Le texte, dont Mme la rapporteure et M. le haut-commissaire nous ont rappelé les grandes lignes, n'est pas la grande loi d'orientation que nous aurions pu appeler de nos voeux, une loi de mobilisation de toute la société faisant du service civique universel et obligatoire pour tous les jeunes la pierre angulaire de la construction d'une société solidaire, une loi par laquelle toute une tranche d'âge, 700 000 jeunes, garçons et filles, consacreraient quelques mois de leur vie dans l'intérêt de tous et de chacun.
Cet élément du parcours de vie aurait été considéré comme normal pour tous si, dès le début des années quatre-vingt-dix, nous y avions travaillé ensemble pour préparer le jour où le Président Chirac devait annoncer, en 1996, la professionnalisation de nos armées et la suspension de la conscription obligatoire. Tout le monde aurait trouvé normal, et même positif, que l'on élargisse le service national aux jeunes filles, qu'on passe d'un service militaire à un service civil puis civique, en lui donnant un contenu d'éducation à la citoyenneté.

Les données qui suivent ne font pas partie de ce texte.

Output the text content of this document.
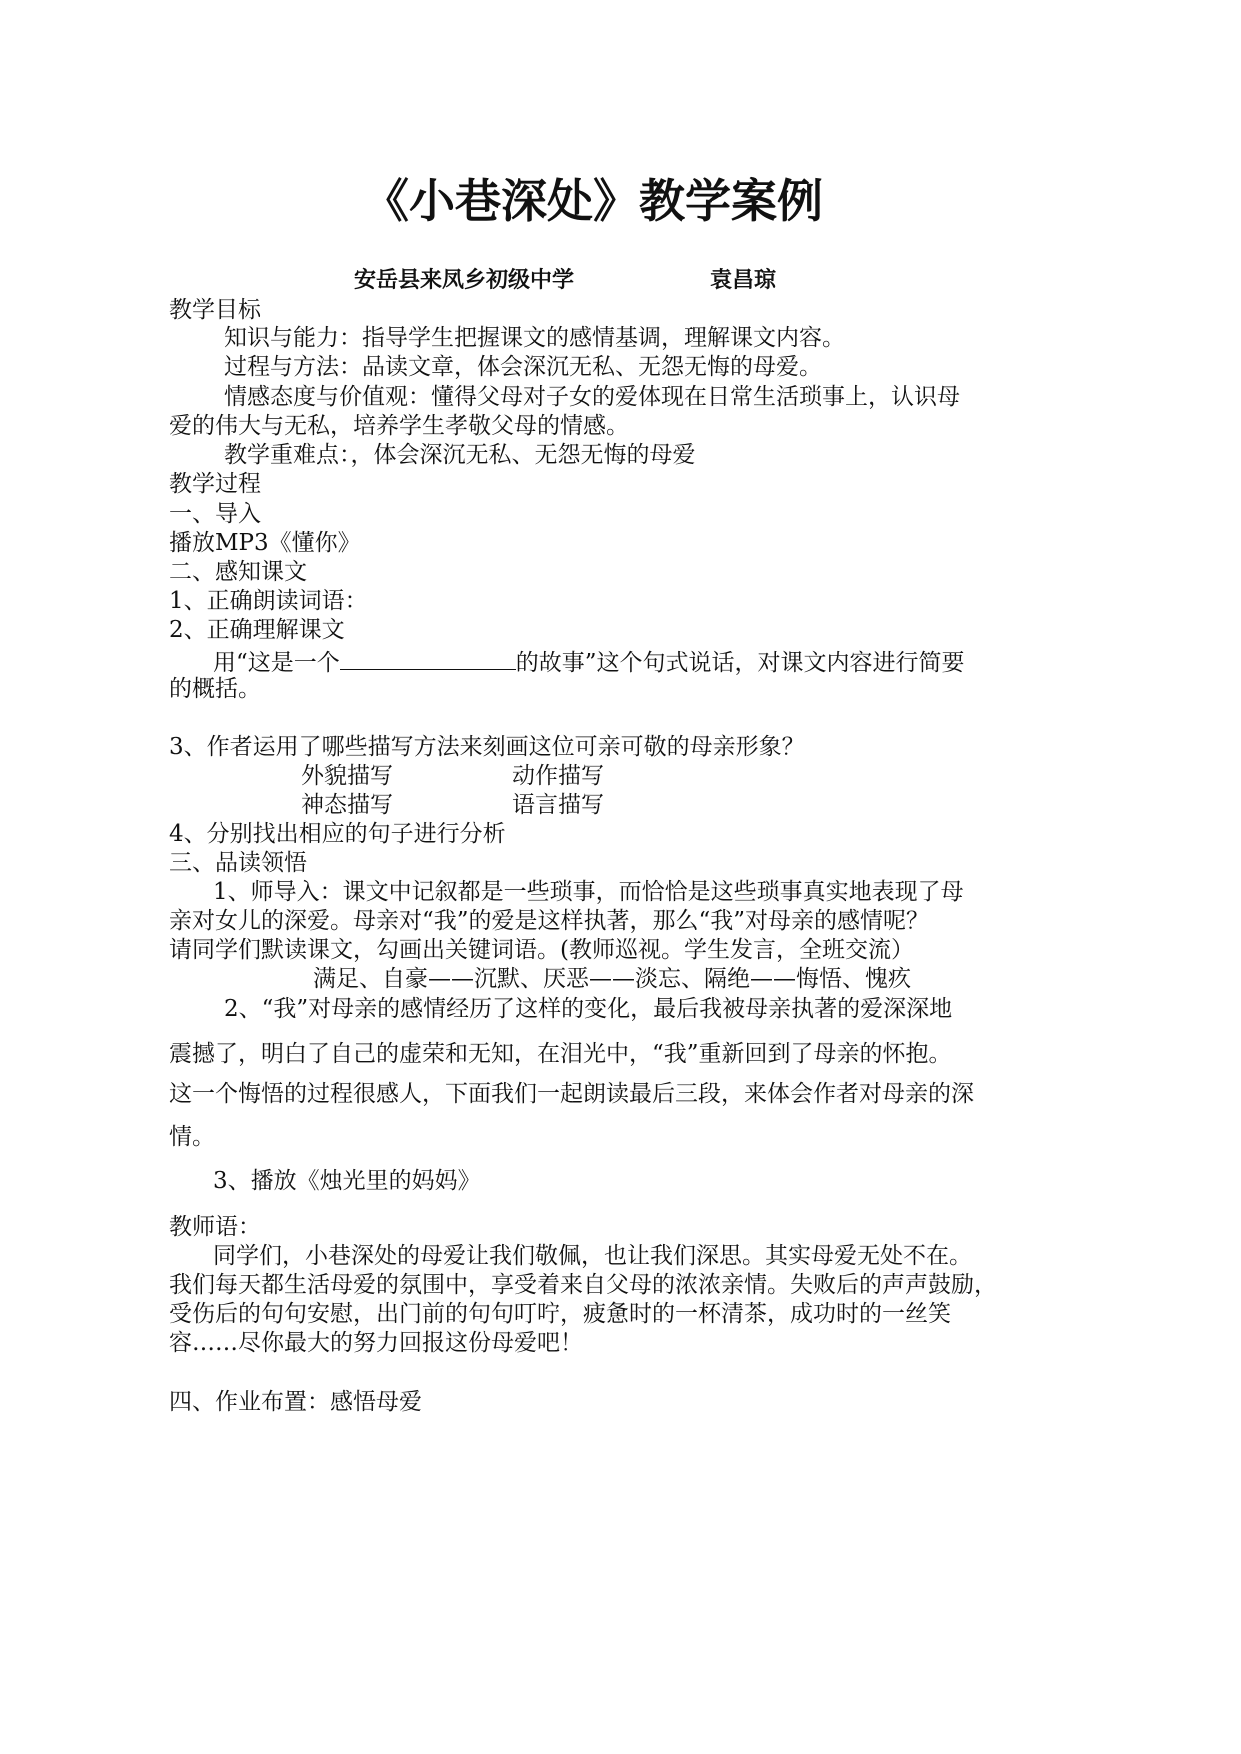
《小巷深处》教学案例
安岳县来凤乡初级中学	袁昌琼
教学目标
知识与能力：指导学生把握课文的感情基调，理解课文内容。
过程与方法：品读文章，体会深沉无私、无怨无悔的母爱。
情感态度与价值观：懂得父母对子女的爱体现在日常生活琐事上，认识母
爱的伟大与无私，培养学生孝敬父母的情感。
教学重难点：，体会深沉无私、无怨无悔的母爱
教学过程
一、导入
播放MP3《懂你》
二、感知课文
1、正确朗读词语：
2、正确理解课文
用“这是一个	的故事”这个句式说话，对课文内容进行简要
的概括。
3、作者运用了哪些描写方法来刻画这位可亲可敬的母亲形象？
外貌描写	动作描写
神态描写	语言描写
4、分别找出相应的句子进行分析
三、品读领悟
1、师导入：课文中记叙都是一些琐事，而恰恰是这些琐事真实地表现了母
亲对女儿的深爱。母亲对“我”的爱是这样执著，那么“我”对母亲的感情呢？
请同学们默读课文，勾画出关键词语。(教师巡视。学生发言，全班交流）
满足、自豪——沉默、厌恶——淡忘、隔绝——悔悟、愧疚
2、“我”对母亲的感情经历了这样的变化，最后我被母亲执著的爱深深地
震撼了，明白了自己的虚荣和无知，在泪光中，“我”重新回到了母亲的怀抱。
这一个悔悟的过程很感人，下面我们一起朗读最后三段，来体会作者对母亲的深
情。
3、播放《烛光里的妈妈》
教师语：
同学们，小巷深处的母爱让我们敬佩，也让我们深思。其实母爱无处不在。
我们每天都生活母爱的氛围中，享受着来自父母的浓浓亲情。失败后的声声鼓励，
受伤后的句句安慰，出门前的句句叮咛，疲惫时的一杯清茶，成功时的一丝笑
容……尽你最大的努力回报这份母爱吧！
四、作业布置：感悟母爱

Ce moment de vie collective aurait pu être l'occasion de dresser l'état des lieux de la santé de notre jeunesse, de faire passer des messages utiles sur la prévention et sur l'hygiène de vie, d'identifier ceux de nos jeunes qui sont victimes de l'illettrisme, leur apprendre le B-A-BA du secourisme, la sécurité routière et la conduite automobile, aiguiller même ceux qui souffrent de carences vers des solutions adaptées ; bref, de faire une pause de remise à niveau pour installer, après l'école républicaine, un pallier recréant les conditions d'une nouvelle égalité des chances, quelque part entre l'adolescence et la vie adulte, entre les études et la vie active. Oui, nous avons, il y a dix ans, lorsque le dernier contingent a quitté les casernes, raté une belle occasion de faire oeuvre utile pour chaque jeune individuellement et pour la société tout entière.

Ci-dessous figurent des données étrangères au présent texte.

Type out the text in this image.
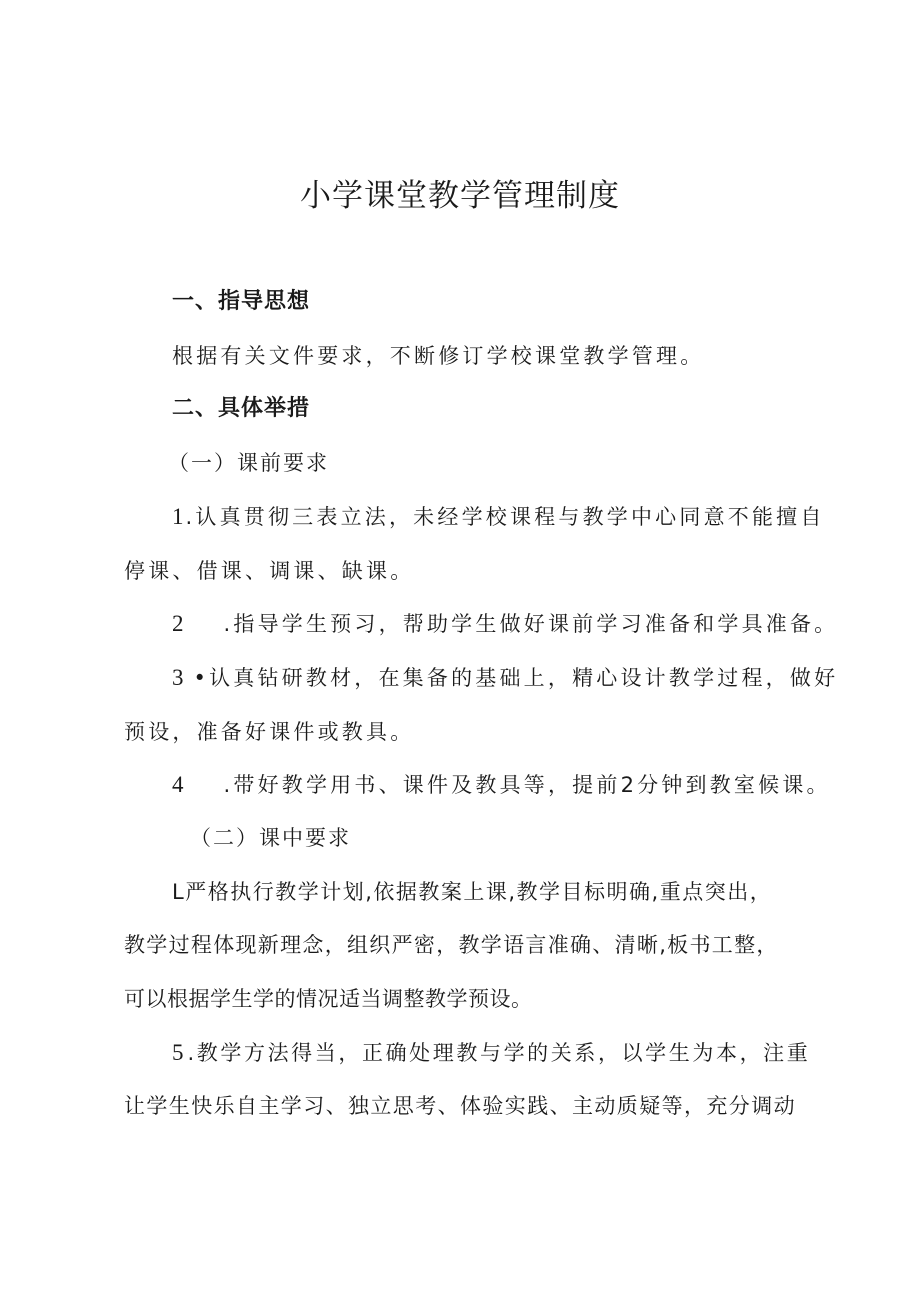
小学课堂教学管理制度
一、指导思想
根据有关文件要求，不断修订学校课堂教学管理。
二、具体举措
（一）课前要求
1.认真贯彻三表立法，未经学校课程与教学中心同意不能擅自
停课、借课、调课、缺课。
2 .指导学生预习，帮助学生做好课前学习准备和学具准备。
3 •认真钻研教材，在集备的基础上，精心设计教学过程，做好
预设，准备好课件或教具。
4 .带好教学用书、课件及教具等，提前2分钟到教室候课。
（二）课中要求
L严格执行教学计划,依据教案上课,教学目标明确,重点突出，
教学过程体现新理念，组织严密，教学语言准确、清晰,板书工整，
可以根据学生学的情况适当调整教学预设。
5 .教学方法得当，正确处理教与学的关系，以学生为本，注重
让学生快乐自主学习、独立思考、体验实践、主动质疑等，充分调动
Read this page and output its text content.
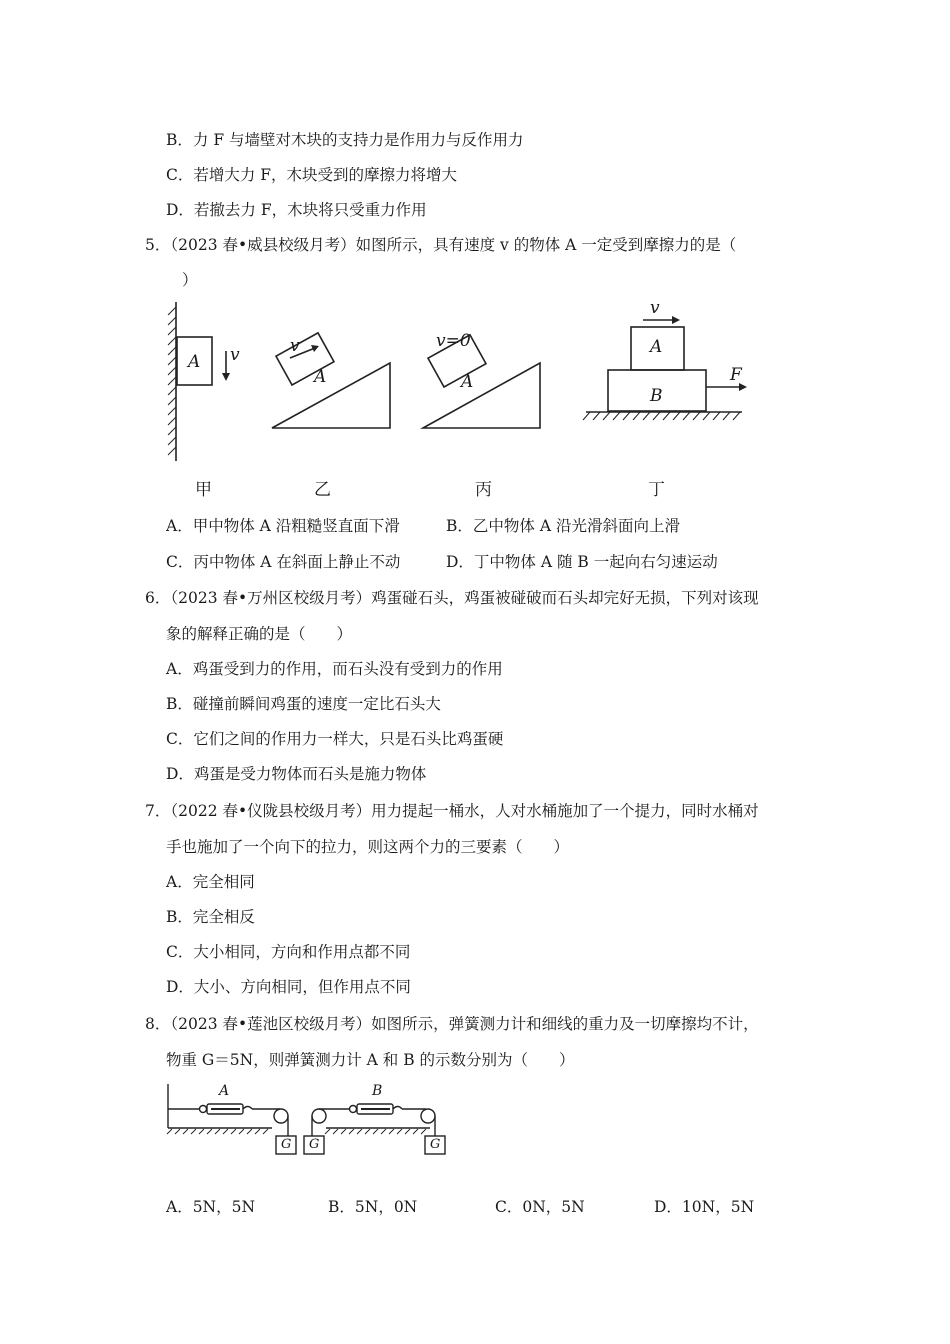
B．力 F 与墙壁对木块的支持力是作用力与反作用力
C．若增大力 F，木块受到的摩擦力将增大
D．若撤去力 F，木块将只受重力作用
5．（2023 春•威县校级月考）如图所示，具有速度 v 的物体 A 一定受到摩擦力的是（
）
A v
A
v
A
v=0	A
B
v
F
甲	乙	丙	丁
A．甲中物体 A 沿粗糙竖直面下滑	B．乙中物体 A 沿光滑斜面向上滑
C．丙中物体 A 在斜面上静止不动	D．丁中物体 A 随 B 一起向右匀速运动
6．（2023 春•万州区校级月考）鸡蛋碰石头，鸡蛋被碰破而石头却完好无损，下列对该现
象的解释正确的是（　　）
A．鸡蛋受到力的作用，而石头没有受到力的作用
B．碰撞前瞬间鸡蛋的速度一定比石头大
C．它们之间的作用力一样大，只是石头比鸡蛋硬
D．鸡蛋是受力物体而石头是施力物体
7．（2022 春•仪陇县校级月考）用力提起一桶水，人对水桶施加了一个提力，同时水桶对
手也施加了一个向下的拉力，则这两个力的三要素（　　）
A．完全相同
B．完全相反
C．大小相同，方向和作用点都不同
D．大小、方向相同，但作用点不同
8．（2023 春•莲池区校级月考）如图所示，弹簧测力计和细线的重力及一切摩擦均不计，
物重 G＝5N，则弹簧测力计 A 和 B 的示数分别为（　　）
A	B
G G	G
A．5N，5N	B．5N，0N	C．0N，5N	D．10N，5N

Une telle occasion manquée ne se rattrape pas. Il faut reconstruire, non pas dans la nostalgie de nos vieux souvenirs du service militaire, mais avec l'objectif de répondre aux besoins de notre temps. En dix ans, le service national est sorti de la mémoire collective. Les jeunes de dix-sept ans qui arrivent à la JAPD n'en ont aucune idée. Alors, du regret d'une occasion manquée, construisons une espérance ; mais construisons-la avec les adolescents d'aujourd'hui, pour qu'ils s'approprient cette opportunité que peut constituer pour chacun d'entre eux le service civique.

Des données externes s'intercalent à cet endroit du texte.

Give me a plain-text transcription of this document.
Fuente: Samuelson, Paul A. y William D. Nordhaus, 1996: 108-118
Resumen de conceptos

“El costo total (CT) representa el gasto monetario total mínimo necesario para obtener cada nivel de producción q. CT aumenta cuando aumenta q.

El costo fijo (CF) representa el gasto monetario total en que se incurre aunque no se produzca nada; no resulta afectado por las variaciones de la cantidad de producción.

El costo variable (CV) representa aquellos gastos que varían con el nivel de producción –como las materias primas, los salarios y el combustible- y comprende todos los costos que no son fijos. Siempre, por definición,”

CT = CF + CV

Comment penser que l'on se trompe quand on écoute les jeunes, trop peu nombreux, qui ont vécu un engagement de service civil volontaire ? Ils en parlent comme d'une chance de découvrir l'autre, de se sentir utile. Ils ont envie de continuer et ils vont revitaliser le volontariat associatif qui se cherchait un nouveau souffle et dont les cadres, comme nous, prennent de l'âge. Surtout, ils se découvrent eux-mêmes, en même temps qu'un monde qu'ils n'auraient jamais découvert si le service civil ne leur avait pas permis de sortir de leur quartier, de rencontrer des gens, parfois plus malheureux qu'eux, tout simplement contents de les voir, d'accueillir leur sourire, comme ces grands-mères, veuves isolées dans des contrées rurales – nous savons de quoi je parle, madame la rapporteure.